Figure 2 Next-generation sequencing of rCDV-eGFP-R and -N at P47. Schematic representation of rCDV-eGFP antigenome (A). All elements proportionally match their actual lengths in viral antigenome. ORF, open reading frame; UTR, untranslated region. Depth and coverage of next-generation sequencing across the rCDV-eGFP-R (B) and -N (C) antigenomes. All elements proportionally match their actual lengths in viral antigenome.
NGS Reveals 62 SNMs in rCDV-eGFP-R Antigenome
The NGS analysis showed that a total of 62 SNMs arose in the rCDV-eGFP-R antigenome at P47 (Supplementary 1). Figures 3A, B showed absolute and relative sequencing depths for all 62 SNMs, respectively. Out of all SNMs, 47 were recognized as SNPs with mixture of two nucleotides, and the others were characterized by total single-nucleotide substitution (TSNS, marked with “*” in Figure 3B), namely 100% of mutation frequency. All 62 SNMs were unevenly distributed in the rCDV-eGFP-R antigenome, as schematically shown in Figure 4A, in which mutation frequency of each SNM was enclosed within a bracket. There only were two transversions, T2321A and C9679A (Figure 3B, triangle-marked), and the other 60 SNMs were transitions, including 36 C/T and 24 A/G ones. Seven ORFs, namely the N (1572 nt), P (1524 nt), eGFP (720 nt), M (1008 nt), F (1989 nt), H (1824 nt) and L (6555 nt), exhibited 4, 4, 2, 3, 4, 4 and 36 SNMs, respectively (Figure 4A). Their mutation rates were 0.25%, 0.26%, 0.28%, 0.30%, 0.20%, 0.21% and 0.55%, respectively. The L ORF exhibited a 4-nt-long fragment with complex mutations (A16342G, A16343G, A16344G and A16345G) at a low but non-negligible mutation frequency (7.9%). In addition, three intergenic UTRs, i.e., the eGFP/M, M/F and F/H regions, revealed 1, 3 and 1 SNMs, respectively (Figure 4A). Out of these SNMs in UTRs, only one (C5425T) existed as the SNP, and the others showed a mutation frequency of 100%.

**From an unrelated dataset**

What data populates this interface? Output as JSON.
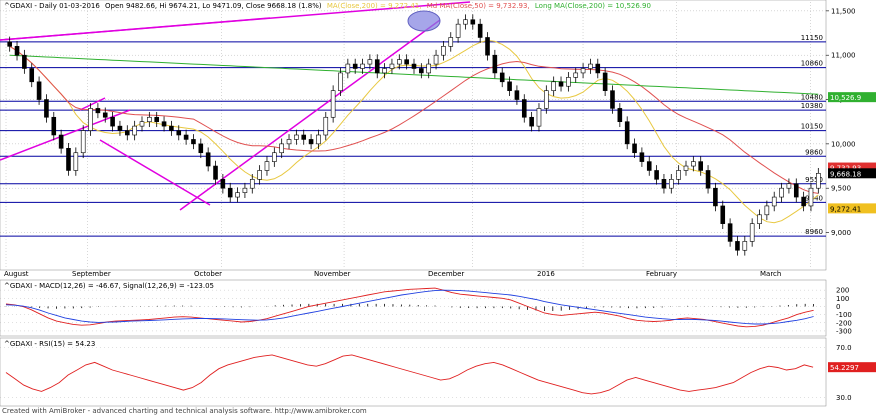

Figure 3 Sequencing depths of NGS for detectable positions with SNM in rCDV-eGFP-R and -N antigenomes at P47. Absolute (A) and relative (B) sequencing depths of rCDV-eGFP-R. Absolute (C) and relative (D) sequencing depths of rCDV-eGFP-N. *Relative depth of 100% at a given site. ▲Occurrence of transversion at a given site.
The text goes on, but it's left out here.